À l’heure de la consécration de la société de l’information, de la dématérialisation des savoirs et du diktat de l’actualité et de l’éphémère, les injonctions et les attentes à l’égard des bibliothèques physiques et numériques se multiplient.

L’accessibilité, plus qu’un impératif législatif, cristallise le consentement de la communauté citoyenne à vivre ensemble. Au sein des bibliothèques, l’espace, l’offre documentaire et les services offerts, en contribuant à l’autonomie et à l’épanouissement des usagers handicapés soucieux de partager une « intimité publique », manifestent ce consentement.

En contrepartie, la bibliothèque, en tant que décor où se joue une relation duelle de partage et d’individualisme, trouve dans l’accueil des publics handicapés un moyen de légitimation vis-à-vis de sa tutelle et du corps social. L’équilibre doit être recherché entre la normalisation, qui peut conduire à nier la différence et à entraver l’activité des bibliothèques par l’imposition de standards peu adaptés à la réalité, et la revendication systématique du droit à la différence, avec les risques de marginalisation et de stigmatisation qui lui sont afférents. Dès lors, l’accessibilité en bibliothèque doit être conçue de manière raisonnée.

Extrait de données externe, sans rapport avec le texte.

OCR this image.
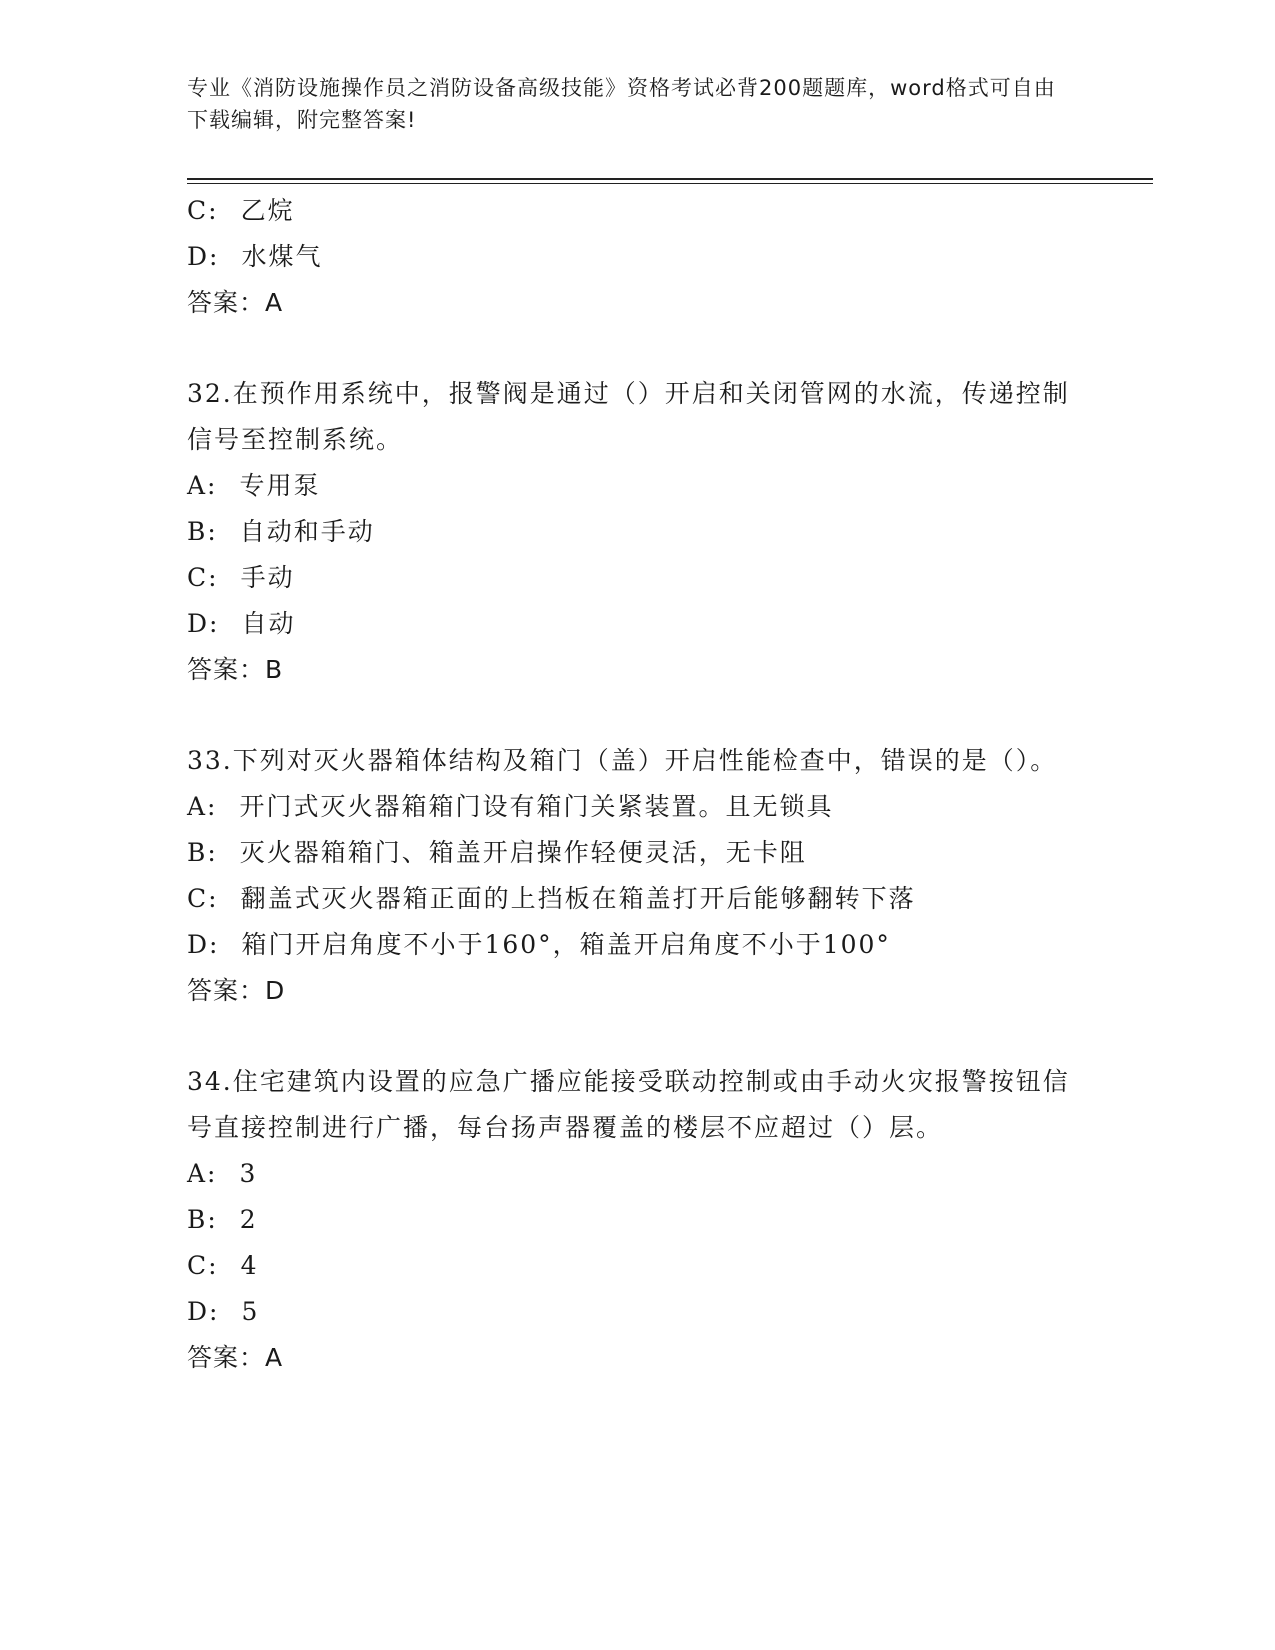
专业《消防设施操作员之消防设备高级技能》资格考试必背200题题库，word格式可自由下载编辑，附完整答案!
C: 乙烷
D: 水煤气
答案：A
32.在预作用系统中，报警阀是通过（）开启和关闭管网的水流，传递控制信号至控制系统。
A: 专用泵
B: 自动和手动
C: 手动
D: 自动
答案：B
33.下列对灭火器箱体结构及箱门（盖）开启性能检查中，错误的是（）。
A: 开门式灭火器箱箱门设有箱门关紧装置。且无锁具
B: 灭火器箱箱门、箱盖开启操作轻便灵活，无卡阻
C: 翻盖式灭火器箱正面的上挡板在箱盖打开后能够翻转下落
D: 箱门开启角度不小于160°，箱盖开启角度不小于100°
答案：D
34.住宅建筑内设置的应急广播应能接受联动控制或由手动火灾报警按钮信号直接控制进行广播，每台扬声器覆盖的楼层不应超过（）层。
A: 3
B: 2
C: 4
D: 5
答案：A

Mais le succès des démarches de mise en accessibilité repose avant tout sur la professionnalisation des actions en direction des publics handicapés. Loin de se voir substituer des équipements sophistiqués, les bibliothécaires sont plus que jamais indispensables, tour à tour médiateurs, guides dans la jungle de l’offre documentaire, formateurs à l’usage d’outils adaptés et animateurs sensibilisés à la réalité difficile et polymorphe du handicap.

 

*. Article tiré du mémoire d’étude Enssib de Claire Bonello, « Accessibilité et handicap en bibliothèque », sous la direction de Marie-Noëlle Andissac, 2009. En ligne sur le site de l’Enssib : http://www.enssib.fr/bibliotheque-numerique

Juin 2009

  1.  (retour)↑   Les ERP sont classés par catégories en fonction du nombre de personnes accueillies à l’intérieur des établissements. Les ERP de la 5e catégorie sont les établissements dans lesquels l’effectif public uniquement est inférieur au minimum fixé par le règlement de sécurité pour chaque type d’exploitation.
  2.  (retour)↑   La loi du 11 février 2005 renforce les sanctions pénales des personnes physiques et morales ne respectant pas les règles d’accessibilité.
  3.  (retour)↑   Article L.111-8-3-1 du Code de la construction et de l’habitation.
  4.  (retour)↑   Voici quelques-uns des principaux dispositifs techniques disponibles pour plus d’accessibilité : l’audiodescription, le téléagrandisseur, la boucle magnétique, l’interprétariat, les postes informatiques adaptés.
  5.  (retour)↑   Si la réglementation s’impose, la préconisation et la recommandation sont discrétionnaires.
  6.  (retour)↑   Les pôles sourds se fondent sur l’existence d’un public cible : les personnes déficientes auditives.
  7.  (retour)↑   Loi n° 87-517 du 10 juillet 1987 en faveur de l’emploi des travailleurs handicapés.
  8.  (retour)↑   Voir : http://alphabib.bpi.fr
  9.  (retour)↑   Viviane Folcher, maître de conférences à Paris-8, a réalisé en 2007 une étude intitulée « Accessiblité, utilisabilité, usage de la Bibliothèque numérique pour le handicap ». La possibilité d’une pluralité des lieux de lecture figure parmi les attentes prioritaires des lecteurs.
  10.  (retour)↑   Voir, dans ce numéro, l’article de Catherine Desbuquois, « BrailleNet : un serveur pour les handicapés visuels ».
  11.  (retour)↑   Le format Daisy (Digital Accessible Information SYstem) est un format XML audio numérique structuré.